The measures were worth $167 billion last year for the oil, natural gas and coal industries, according to the Organization for Economic Cooperation and Development, a Paris-based institution that advises 34 industrial nations. While that number has fallen from almost $200 billion in 2012, it easily exceeds the value of subsidies for renewables such as wind and solar.
The findings released Monday are designed to stimulate debate on what constitutes fair support for energy technologies. World leaders including U.S. President Barack Obama and his Chinese counterpart Xi Jinping are attempting to ratchet up ambitions for a global deal reducing greenhouse gas pollution. The UN-organized negotiations are expected to yield an international agreement in Paris in December. The OECD report suggests policy makers burrow into their own tax and spending measures for a solution.
“We’re totally schizophrenic,” Angel Gurria, the OECD’s secretary-general, said at a press conference in Paris on Monday. “We’re trying to reduce emissions, and we subsidize the consumption of fossil fuels. These policies are not obsolete, they’re dangerous legacies of a bygone era when pollution was viewed as a tolerable side effect of economic growth. They should be erased from the books.”
The report covered OECD member nations plus six developing economies outside the group — Brazil, China, India, Indonesia, Russia and South Africa. It expands on a 2013 assessment and on the work of the International Energy Agency, which put the cost of fossil fuel subsidies at $548 billion in 2013, down 25 percent from the year before.
The IEA report includes countries from the Middle East and Africa such as Qatar, Iran and Nigeria that top other rankings of big subsidizers. It looked at how consumer prices vary from market prices, while the OECD looked specifically at measures in national budgets that support fossil fuels.
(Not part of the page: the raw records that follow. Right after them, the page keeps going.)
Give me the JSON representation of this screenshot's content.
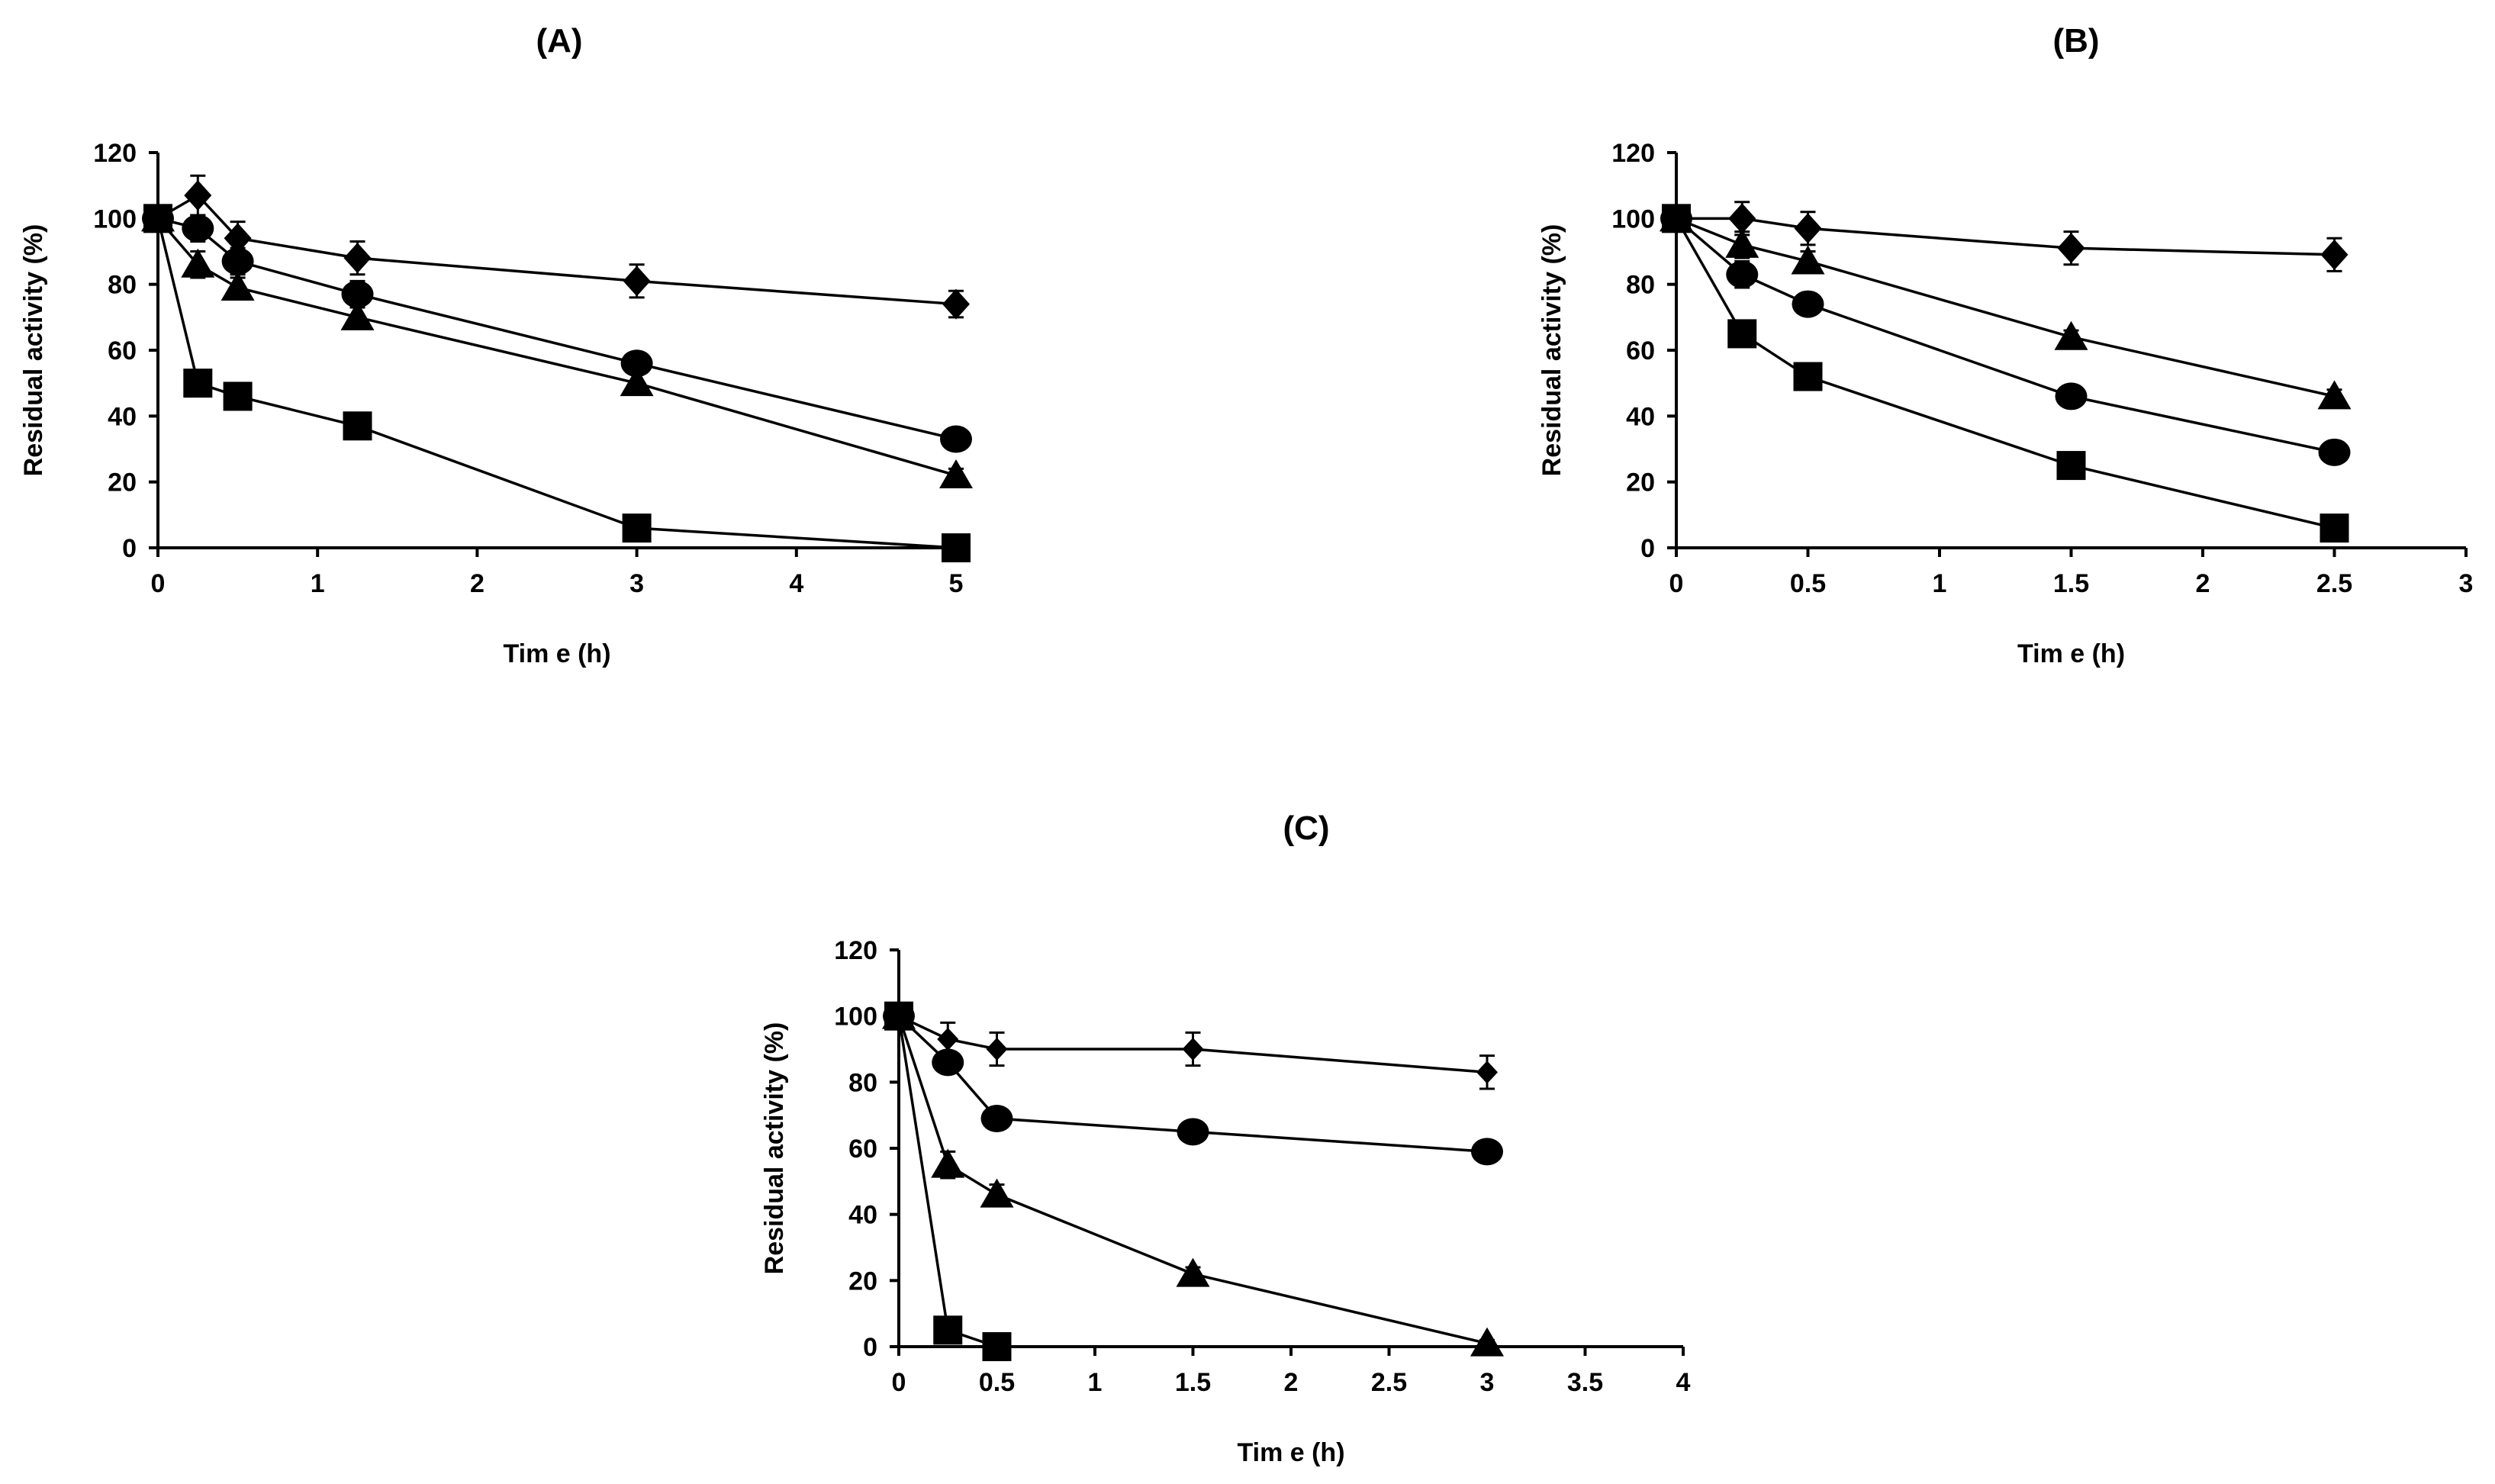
{
  "chart_data": [
    {
      "type": "line",
      "title": "(A)",
      "xlabel": "Tim e  (h)",
      "ylabel": "Residual activity (%)",
      "xlim": [
        0,
        5
      ],
      "ylim": [
        0,
        120
      ],
      "xticks": [
        0,
        1,
        2,
        3,
        4,
        5
      ],
      "xtick_labels": [
        "0",
        "1",
        "2",
        "3",
        "4",
        "5"
      ],
      "yticks": [
        0,
        20,
        40,
        60,
        80,
        100,
        120
      ],
      "ytick_labels": [
        "0",
        "20",
        "40",
        "60",
        "80",
        "100",
        "120"
      ],
      "series": [
        {
          "name": "diamond",
          "marker": "diamond",
          "x": [
            0,
            0.25,
            0.5,
            1.25,
            3,
            5
          ],
          "values": [
            100,
            107,
            94,
            88,
            81,
            74
          ],
          "errors": [
            3,
            6,
            5,
            5,
            5,
            4
          ]
        },
        {
          "name": "circle",
          "marker": "circle",
          "x": [
            0,
            0.25,
            0.5,
            1.25,
            3,
            5
          ],
          "values": [
            100,
            97,
            87,
            77,
            56,
            33
          ],
          "errors": [
            2,
            4,
            4,
            4,
            3,
            2
          ]
        },
        {
          "name": "triangle",
          "marker": "triangle",
          "x": [
            0,
            0.25,
            0.5,
            1.25,
            3,
            5
          ],
          "values": [
            100,
            86,
            79,
            70,
            50,
            22
          ],
          "errors": [
            2,
            4,
            3,
            3,
            3,
            2
          ]
        },
        {
          "name": "square",
          "marker": "square",
          "x": [
            0,
            0.25,
            0.5,
            1.25,
            3,
            5
          ],
          "values": [
            100,
            50,
            46,
            37,
            6,
            0
          ],
          "errors": [
            2,
            2,
            2,
            2,
            1,
            0
          ]
        }
      ]
    },
    {
      "type": "line",
      "title": "(B)",
      "xlabel": "Tim e  (h)",
      "ylabel": "Residual activity (%)",
      "xlim": [
        0,
        3
      ],
      "ylim": [
        0,
        120
      ],
      "xticks": [
        0,
        0.5,
        1,
        1.5,
        2,
        2.5,
        3
      ],
      "xtick_labels": [
        "0",
        "0.5",
        "1",
        "1.5",
        "2",
        "2.5",
        "3"
      ],
      "yticks": [
        0,
        20,
        40,
        60,
        80,
        100,
        120
      ],
      "ytick_labels": [
        "0",
        "20",
        "40",
        "60",
        "80",
        "100",
        "120"
      ],
      "series": [
        {
          "name": "diamond",
          "marker": "diamond",
          "x": [
            0,
            0.25,
            0.5,
            1.5,
            2.5
          ],
          "values": [
            100,
            100,
            97,
            91,
            89
          ],
          "errors": [
            3,
            5,
            5,
            5,
            5
          ]
        },
        {
          "name": "triangle",
          "marker": "triangle",
          "x": [
            0,
            0.25,
            0.5,
            1.5,
            2.5
          ],
          "values": [
            100,
            92,
            87,
            64,
            46
          ],
          "errors": [
            2,
            4,
            3,
            2,
            2
          ]
        },
        {
          "name": "circle",
          "marker": "circle",
          "x": [
            0,
            0.25,
            0.5,
            1.5,
            2.5
          ],
          "values": [
            100,
            83,
            74,
            46,
            29
          ],
          "errors": [
            2,
            4,
            3,
            2,
            2
          ]
        },
        {
          "name": "square",
          "marker": "square",
          "x": [
            0,
            0.25,
            0.5,
            1.5,
            2.5
          ],
          "values": [
            100,
            65,
            52,
            25,
            6
          ],
          "errors": [
            2,
            2,
            2,
            2,
            1
          ]
        }
      ]
    },
    {
      "type": "line",
      "title": "(C)",
      "xlabel": "Tim e  (h)",
      "ylabel": "Residual activity (%)",
      "xlim": [
        0,
        4
      ],
      "ylim": [
        0,
        120
      ],
      "xticks": [
        0,
        0.5,
        1,
        1.5,
        2,
        2.5,
        3,
        3.5,
        4
      ],
      "xtick_labels": [
        "0",
        "0.5",
        "1",
        "1.5",
        "2",
        "2.5",
        "3",
        "3.5",
        "4"
      ],
      "yticks": [
        0,
        20,
        40,
        60,
        80,
        100,
        120
      ],
      "ytick_labels": [
        "0",
        "20",
        "40",
        "60",
        "80",
        "100",
        "120"
      ],
      "series": [
        {
          "name": "diamond",
          "marker": "diamond-small",
          "x": [
            0,
            0.25,
            0.5,
            1.5,
            3
          ],
          "values": [
            100,
            93,
            90,
            90,
            83
          ],
          "errors": [
            3,
            5,
            5,
            5,
            5
          ]
        },
        {
          "name": "circle",
          "marker": "circle",
          "x": [
            0,
            0.25,
            0.5,
            1.5,
            3
          ],
          "values": [
            100,
            86,
            69,
            65,
            59
          ],
          "errors": [
            2,
            3,
            3,
            3,
            3
          ]
        },
        {
          "name": "triangle",
          "marker": "triangle",
          "x": [
            0,
            0.25,
            0.5,
            1.5,
            3
          ],
          "values": [
            100,
            55,
            46,
            22,
            1
          ],
          "errors": [
            2,
            4,
            3,
            2,
            1
          ]
        },
        {
          "name": "square",
          "marker": "square",
          "x": [
            0,
            0.25,
            0.5
          ],
          "values": [
            100,
            5,
            0
          ],
          "errors": [
            2,
            1,
            0
          ]
        }
      ]
    }
  ]
}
“If other developing countries were included, then the total would be much higher,” said Angus McCrone, senior analyst at Bloomberg New Energy Finance in London. “The reassuring point from the OECD report is that although it found attempts to reduce fossil-fuel subsidies running into inertia, it also concluded that support is now on a downward trend.”
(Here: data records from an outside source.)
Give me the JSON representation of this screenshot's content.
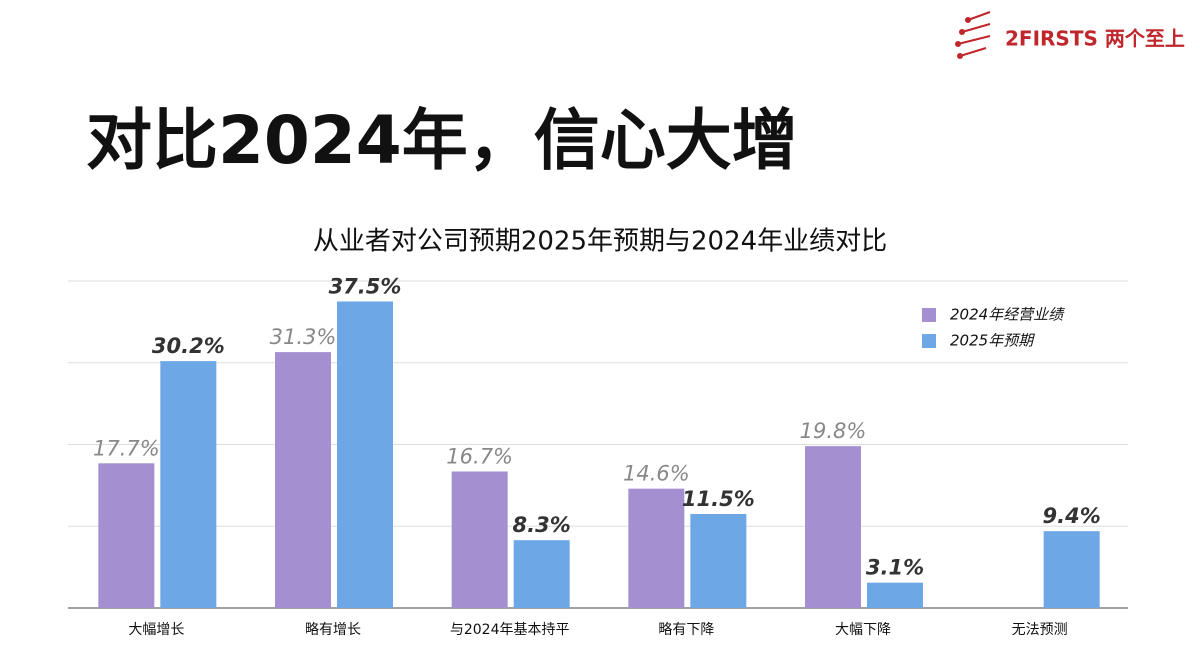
{
  "header": {
    "logo": "2FIRSTS 两个至上",
    "title": "对比2024年，信心大增"
  },
  "chart_data": {
    "type": "bar",
    "title": "从业者对公司预期2025年预期与2024年业绩对比",
    "categories": [
      "大幅增长",
      "略有增长",
      "与2024年基本持平",
      "略有下降",
      "大幅下降",
      "无法预测"
    ],
    "series": [
      {
        "name": "2024年经营业绩",
        "color": "#a48fd1",
        "values": [
          17.7,
          31.3,
          16.7,
          14.6,
          19.8,
          null
        ],
        "value_labels": [
          "17.7%",
          "31.3%",
          "16.7%",
          "14.6%",
          "19.8%",
          null
        ]
      },
      {
        "name": "2025年预期",
        "color": "#6ea7e6",
        "values": [
          30.2,
          37.5,
          8.3,
          11.5,
          3.1,
          9.4
        ],
        "value_labels": [
          "30.2%",
          "37.5%",
          "8.3%",
          "11.5%",
          "3.1%",
          "9.4%"
        ]
      }
    ],
    "ylim": [
      0,
      40
    ],
    "yticks": [
      0,
      10,
      20,
      30,
      40
    ],
    "grid": true,
    "legend": "top-right"
  }
}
Renewable energy subsidies rose 15 percent to $121 billion in 2013 and may rise to $230 billion by 2030, according to an IEA report released last year.
The measures counted by the OECD covered some of the most obscure pieces of national tax codes — including direct controls on gasoline prices, depreciation allowances for oil drillers, breaks for refiners, credits for infrastructure like pipelines and stimulus for technology to clean up coal emissions.
‘People Are Outraged’
“People are outraged when they find out that their tax dollars are being used to prop up the richest industry on the planet,” said Jamie Henn, strategy director at 350.org, the campaign group founded by environmentalist Bill McKibben to urge investors to divest from high-polluting industries. “Funding fossil fuels is like buying up typewriters at the dawn of the computer age.”
Oil and oil products reaped 82 percent of the support, according to the OECD, with coal collecting 8 percent and gas 10 percent. A plunge in crude oil prices reduced some of the cost of subsidies.
More important were measures taken in India, China, Mexico and Indonesia, as well as most industrial nations, to reduce handouts to forms of energy that produce significant amounts of pollution. India saved 200 billion rupees ($3 billion) from 2012 to 2014 by slashing subsidies for diesel. Indonesia reduced consumer aid for electricity and motor fuels that ate up a fifth of its spending as recently as 2011. In the U.S., Obama has proposed $4 billion a year of savings from reduced fossil-fuel support.
“We’re certainly not saying that all the measures are bad,” since some are targeted to help poor people afford fuel they need, Jehan Sauvage, the lead author of the OECD report, said in an interview. “The key message is to ask if this is the best use of public money. Are these measures the best way to support the goals we have?”